In the 1930’s the adverts of Twinings, Guinness and Shell all followed a similar trend of comic verse and modern illustration.
Advertising needed to work differently in print, especially with the rise of weekly magazines, adverts were serialised, so every week they would have a different poem, illustration or tag line for the same product.
John Patrick – Laurel & Hardy Chorlton-cum-Hardy Shell Petrol, 1937.
The adverts became less about the ‘quality and price’ of the products; but more abstract, advertising what the products do. With Shell it was to make you ‘go faster’, or give the perception of that.
The changes happened under Jack Beddington, who it could be argued changed the face of British Advertising by thinking of where his adverts would be seen. In magazines there would be more time to read the adverts, so there were poems or jokes. In petrol stations it was a bright poster with a line of text, something clean, quick to read and inspiring – for early petrol stations, that were mostly grubby sheds or small brick huts.
It was a trick Guinness would use to brighten up gloomy pubs. A decade later Lyons Corner-houses consulted Beddington on artists and lithography choices when doing prints to liven up their tea-rooms.
His adverts used modern art to make the company look modern by association. At this time museums charged admission, so the public didn’t visit them as much, so in these posters, it would have been the first time the public were exposed to modern art. The posters ’You can be sure of shell’ showcased beautiful British Locations by modern artists.
Edward Scroggie – Temple Bar – ‘To Visit Britain’s Landmarks, You can be Sure of Shell’, 1937.
The magazine adverts were, on the whole, black and white with line drawings. The most famous are the series designed by Edward Bawden, but as I couldn’t find the illustrations below online, and the designers are less known, I thought it would be more interesting to showcase those rather than the adverts everyone knows already.
I photographed these adverts from old copies of Zoo Magazine: the National Nature Magazine – The Official Organ of the Zoological Society of London from 1937, ’38 and ’39.
John Reynolds – ‘By Gad Sir!’ Reynolds was a book illustrator and cartoonist, best known for his illustrations of 1066 And All That (1930).
Brian Robb – ‘Times Change.’ Robb worked for Punch in the 30′s, made posters for Shell and London Transport and became Head of Illustration at the Royal College, London. He was also a Camouflage Officer in the Western Desert in the Second World War. The advert above reads:
Times Change – So Does Shell
The threatening spectre of Mrs. Grundy and the cool efficiency of the policewoman are each as typical of their period. The working of the modern motor car is just as efficient and effortless. This is not due to any sudden discovery, but to many years of gradual improvement in motor engines, and to the continual change made by Shell to ensure that it will always give the highest performance.
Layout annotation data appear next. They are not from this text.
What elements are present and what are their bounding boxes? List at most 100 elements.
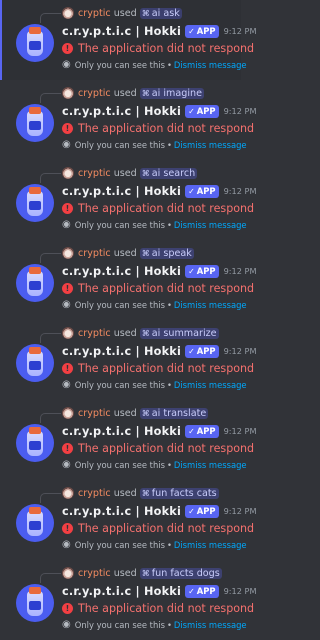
eye-icon: ◉ [62, 139, 71, 150]
user-avatar[interactable] [62, 87, 74, 99]
bot-avatar[interactable] [16, 424, 54, 462]
command-name: ai imagine [151, 87, 203, 99]
interaction-reference[interactable]: cryptic used ⌘ fun facts cats [62, 486, 219, 500]
bot-name[interactable]: c.r.y.p.t.i.c | Hokki [62, 105, 181, 118]
user-avatar[interactable] [62, 167, 74, 179]
ephemeral-text: Only you can see this [74, 139, 165, 150]
verified-check-icon: ✓ [188, 346, 195, 356]
error-text: The application did not respond [78, 362, 255, 375]
bot-name[interactable]: c.r.y.p.t.i.c | Hokki [62, 425, 181, 438]
command-icon: ⌘ [141, 328, 150, 338]
message-item: cryptic used ⌘ ai imagine c.r.y.p.t.i.c |… [0, 80, 257, 160]
command-mention[interactable]: ⌘ ai ask [139, 7, 182, 19]
bot-name[interactable]: c.r.y.p.t.i.c | Hokki [62, 185, 181, 198]
dismiss-message-link[interactable]: Dismiss message [174, 220, 247, 230]
app-badge-label: APP [196, 186, 216, 196]
bot-name[interactable]: c.r.y.p.t.i.c | Hokki [62, 25, 181, 38]
bot-avatar[interactable] [16, 344, 54, 382]
command-mention[interactable]: ⌘ ai search [139, 167, 198, 179]
app-badge-label: APP [196, 26, 216, 36]
interaction-username[interactable]: cryptic [78, 568, 111, 579]
command-name: fun facts dogs [151, 567, 220, 579]
eye-icon: ◉ [62, 619, 71, 630]
command-mention[interactable]: ⌘ ai imagine [139, 87, 205, 99]
ephemeral-text: Only you can see this [74, 59, 165, 70]
reply-connector [40, 573, 61, 583]
bot-avatar[interactable] [16, 104, 54, 142]
timestamp: 9:12 PM [223, 106, 257, 116]
bot-avatar[interactable] [16, 584, 54, 622]
dismiss-message-link[interactable]: Dismiss message [174, 60, 247, 70]
error-icon: ! [62, 123, 73, 134]
dismiss-message-link[interactable]: Dismiss message [174, 300, 247, 310]
dismiss-message-link[interactable]: Dismiss message [174, 620, 247, 630]
interaction-username[interactable]: cryptic [78, 248, 111, 259]
dismiss-message-link[interactable]: Dismiss message [174, 380, 247, 390]
message-item: cryptic used ⌘ fun facts dogs c.r.y.p.t.i… [0, 560, 257, 640]
interaction-username[interactable]: cryptic [78, 88, 111, 99]
dismiss-message-link[interactable]: Dismiss message [174, 540, 247, 550]
app-badge: ✓ APP [185, 424, 219, 438]
interaction-reference[interactable]: cryptic used ⌘ ai translate [62, 406, 209, 420]
command-name: ai translate [151, 407, 207, 419]
interaction-reference[interactable]: cryptic used ⌘ ai speak [62, 246, 194, 260]
command-name: ai summarize [151, 327, 217, 339]
interaction-reference[interactable]: cryptic used ⌘ ai summarize [62, 326, 219, 340]
message-header: c.r.y.p.t.i.c | Hokki ✓ APP 9:12 PM [62, 102, 257, 120]
bot-name[interactable]: c.r.y.p.t.i.c | Hokki [62, 505, 181, 518]
app-badge: ✓ APP [185, 184, 219, 198]
bot-name[interactable]: c.r.y.p.t.i.c | Hokki [62, 265, 181, 278]
error-icon: ! [62, 203, 73, 214]
reply-connector [40, 253, 61, 263]
bot-avatar[interactable] [16, 184, 54, 222]
app-badge: ✓ APP [185, 104, 219, 118]
verified-check-icon: ✓ [188, 586, 195, 596]
command-mention[interactable]: ⌘ fun facts dogs [139, 567, 222, 579]
verified-check-icon: ✓ [188, 426, 195, 436]
separator: • [166, 459, 172, 470]
interaction-reference[interactable]: cryptic used ⌘ ai ask [62, 6, 182, 20]
timestamp: 9:12 PM [223, 586, 257, 596]
used-label: used [113, 487, 137, 499]
app-badge-label: APP [196, 586, 216, 596]
bot-name[interactable]: c.r.y.p.t.i.c | Hokki [62, 345, 181, 358]
interaction-reference[interactable]: cryptic used ⌘ ai search [62, 166, 198, 180]
bot-name[interactable]: c.r.y.p.t.i.c | Hokki [62, 585, 181, 598]
interaction-username[interactable]: cryptic [78, 8, 111, 19]
interaction-username[interactable]: cryptic [78, 488, 111, 499]
interaction-reference[interactable]: cryptic used ⌘ fun facts dogs [62, 566, 222, 580]
interaction-username[interactable]: cryptic [78, 408, 111, 419]
interaction-username[interactable]: cryptic [78, 328, 111, 339]
ephemeral-notice: ◉ Only you can see this • Dismiss messag… [62, 138, 247, 151]
separator: • [166, 619, 172, 630]
interaction-username[interactable]: cryptic [78, 168, 111, 179]
dismiss-message-link[interactable]: Dismiss message [174, 140, 247, 150]
user-avatar[interactable] [62, 327, 74, 339]
command-mention[interactable]: ⌘ ai speak [139, 247, 194, 259]
user-avatar[interactable] [62, 247, 74, 259]
message-header: c.r.y.p.t.i.c | Hokki ✓ APP 9:12 PM [62, 502, 257, 520]
ephemeral-notice: ◉ Only you can see this • Dismiss messag… [62, 458, 247, 471]
command-mention[interactable]: ⌘ fun facts cats [139, 487, 219, 499]
error-text: The application did not respond [78, 122, 255, 135]
bot-avatar[interactable] [16, 504, 54, 542]
user-avatar[interactable] [62, 567, 74, 579]
bot-avatar[interactable] [16, 24, 54, 62]
message-header: c.r.y.p.t.i.c | Hokki ✓ APP 9:12 PM [62, 182, 257, 200]
error-line: ! The application did not respond [62, 120, 254, 137]
bot-avatar[interactable] [16, 264, 54, 302]
reply-connector [40, 13, 61, 23]
dismiss-message-link[interactable]: Dismiss message [174, 460, 247, 470]
command-mention[interactable]: ⌘ ai summarize [139, 327, 219, 339]
app-badge-label: APP [196, 106, 216, 116]
interaction-reference[interactable]: cryptic used ⌘ ai imagine [62, 86, 205, 100]
user-avatar[interactable] [62, 407, 74, 419]
command-mention[interactable]: ⌘ ai translate [139, 407, 209, 419]
command-icon: ⌘ [141, 168, 150, 178]
user-avatar[interactable] [62, 487, 74, 499]
eye-icon: ◉ [62, 219, 71, 230]
ephemeral-notice: ◉ Only you can see this • Dismiss messag… [62, 58, 247, 71]
used-label: used [113, 7, 137, 19]
app-badge: ✓ APP [185, 264, 219, 278]
user-avatar[interactable] [62, 7, 74, 19]
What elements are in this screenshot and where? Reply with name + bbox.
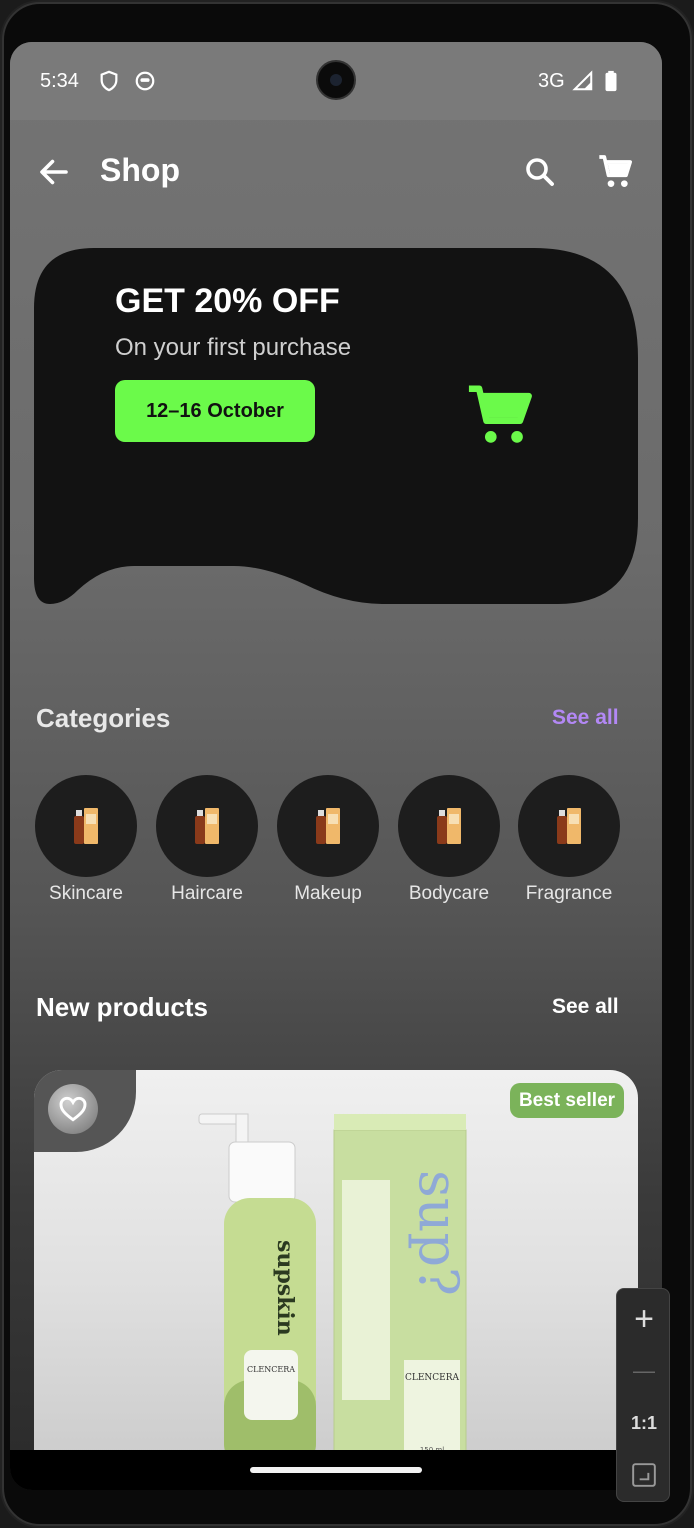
product-bottle-icon (437, 808, 461, 844)
gesture-nav-bar (10, 1450, 662, 1490)
network-type: 3G (538, 70, 565, 92)
category-item-fragrance[interactable]: Fragrance (518, 775, 620, 905)
product-bottle-icon (316, 808, 340, 844)
box-product-name: CLENCERA (405, 1373, 460, 1383)
category-image (35, 775, 137, 877)
favorite-button[interactable] (48, 1084, 98, 1134)
product-card[interactable]: supskin CLENCERA sup? CLENCERA 150 ml (34, 1070, 638, 1490)
phone-screen: 5:34 3G Shop GET 20% OFF On your first p… (10, 42, 662, 1490)
bottle-brand-text: supskin (272, 1240, 298, 1336)
zoom-out-button[interactable]: — (617, 1345, 671, 1397)
new-products-see-all-link[interactable]: See all (552, 995, 619, 1019)
status-bar: 5:34 3G (10, 42, 662, 120)
categories-see-all-link[interactable]: See all (552, 706, 619, 730)
box-brand-text: sup? (407, 1170, 470, 1296)
search-icon[interactable] (522, 154, 558, 190)
front-camera (316, 60, 356, 100)
category-image (277, 775, 379, 877)
category-item-bodycare[interactable]: Bodycare (398, 775, 500, 905)
category-item-skincare[interactable]: Skincare (35, 775, 137, 905)
promo-subtitle: On your first purchase (115, 334, 352, 361)
face-icon (135, 71, 155, 91)
fit-screen-button[interactable] (617, 1449, 671, 1501)
categories-title: Categories (36, 703, 171, 733)
best-seller-badge: Best seller (510, 1083, 624, 1118)
product-bottle-icon (74, 808, 98, 844)
battery-icon (605, 70, 617, 92)
product-bottle-icon (195, 808, 219, 844)
category-item-makeup[interactable]: Makeup (277, 775, 379, 905)
heart-icon (59, 1096, 87, 1122)
back-arrow-icon[interactable] (36, 154, 72, 190)
page-title: Shop (100, 152, 180, 188)
product-bottle-icon (557, 808, 581, 844)
app-bar: Shop (10, 120, 662, 220)
signal-icon (572, 70, 593, 91)
actual-size-button[interactable]: 1:1 (617, 1397, 671, 1449)
category-item-haircare[interactable]: Haircare (156, 775, 258, 905)
category-label: Fragrance (525, 883, 613, 904)
shield-icon (100, 70, 118, 92)
fit-screen-icon (632, 1463, 656, 1487)
new-products-title: New products (36, 992, 208, 1022)
device-frame: 5:34 3G Shop GET 20% OFF On your first p… (0, 0, 694, 1528)
promo-cart-icon (468, 385, 532, 443)
product-image: supskin CLENCERA sup? CLENCERA 150 ml (198, 1113, 470, 1471)
home-indicator[interactable] (250, 1467, 422, 1473)
category-image (518, 775, 620, 877)
bottle-product-name: CLENCERA (247, 1365, 295, 1374)
promo-title: GET 20% OFF (115, 282, 340, 320)
emulator-zoom-panel: + — 1:1 (616, 1288, 670, 1502)
cart-icon[interactable] (596, 152, 636, 192)
zoom-in-button[interactable]: + (617, 1293, 671, 1345)
category-image (156, 775, 258, 877)
category-image (398, 775, 500, 877)
status-time: 5:34 (40, 70, 79, 92)
promo-date-button[interactable]: 12–16 October (115, 380, 315, 442)
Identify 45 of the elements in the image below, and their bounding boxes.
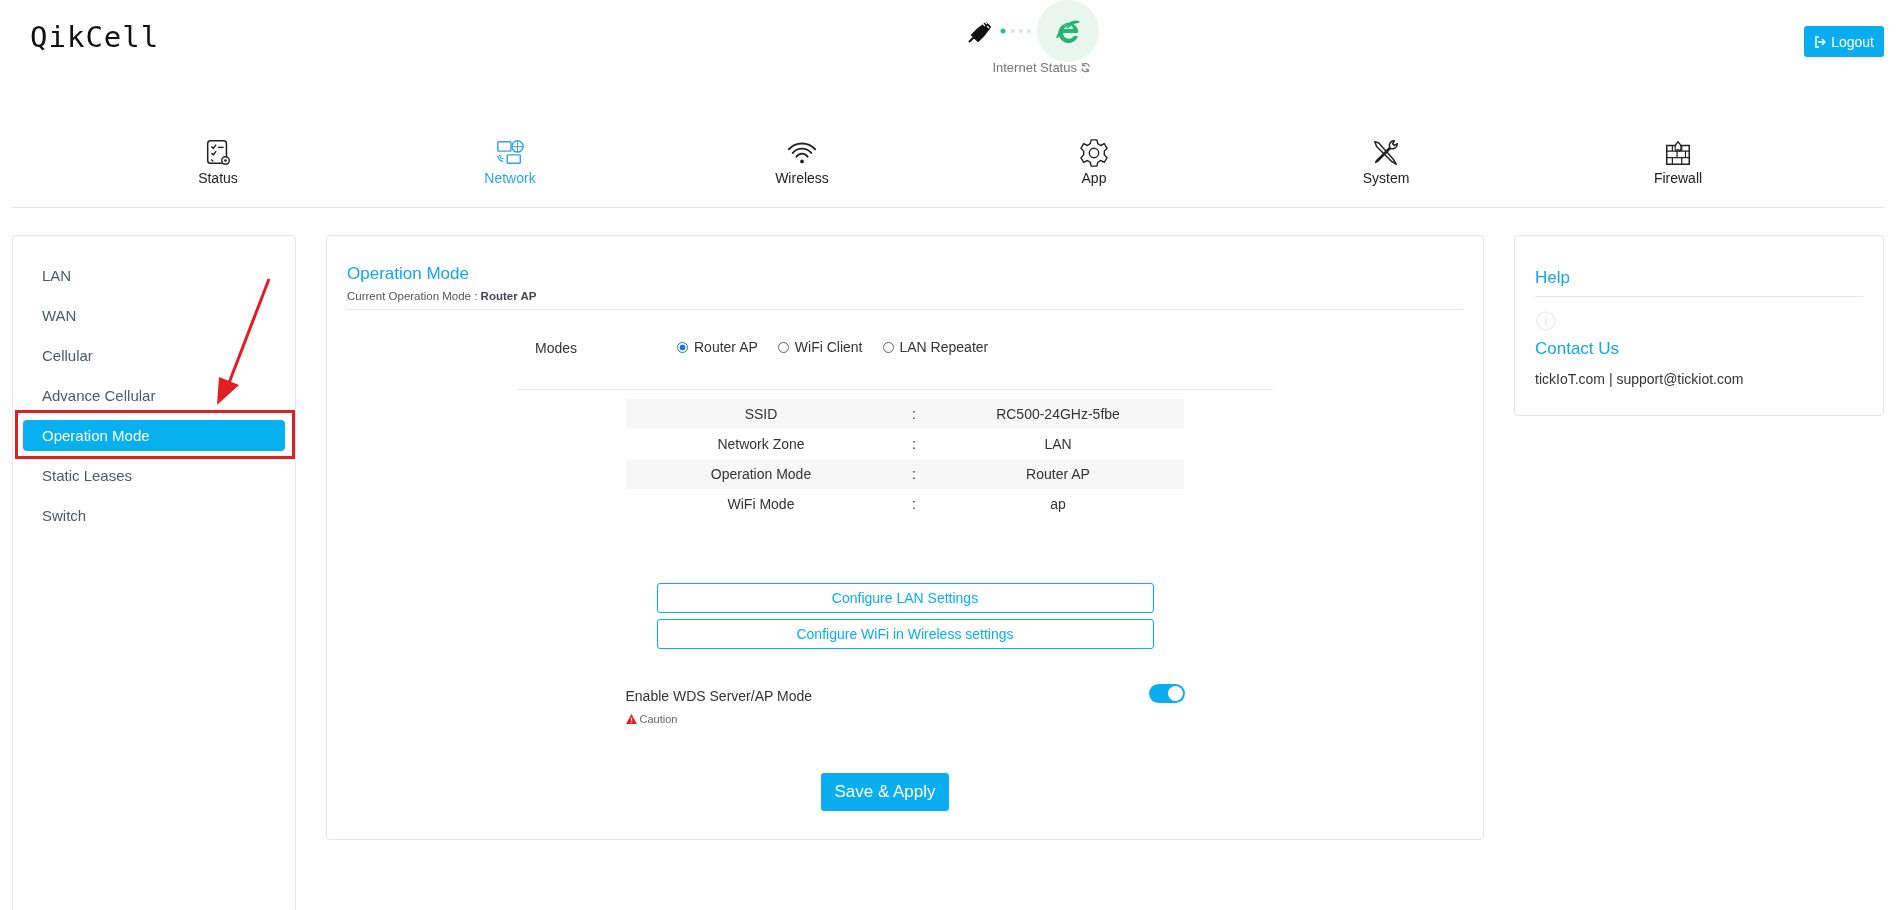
contact-title: Contact Us xyxy=(1535,339,1621,359)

Brian Robb – ‘Times Change’.
Times Change … So Does Shell
That’s Evolution – that is! Darwin might have said this about Shell, if he had been alive today. In the last thirty years motorcars have changed completely in appearance and engine design, but Shell has always adapted itself imperceptibly to the innumerate improvements that have been made. Today, as in 1907.
Brian Robb – ‘Times Change’.
Times Change – so does Shell.
Shell has always been a contemporary spirit. It belongs to 1937 as much as it belonged to 1907. Between the years lies a big different made up of countless small improvements, each of which was made immediately it became desirable and possible. If, in the Autumn, you buy a 1938 car, you will find that Shell suits it perfectly; for Shell keeps in step with motor-car design.
She’s a hiker…
This girl would be a good walker, if only her clothes would let her. Some petrols suffer from the same handicap; they’ve got the essential power but not in a form in which it is most effective in the high-compression engine.
Shell, on the other hand, is really good petrol made still more suitable for the modern car by the new “re-forming” process.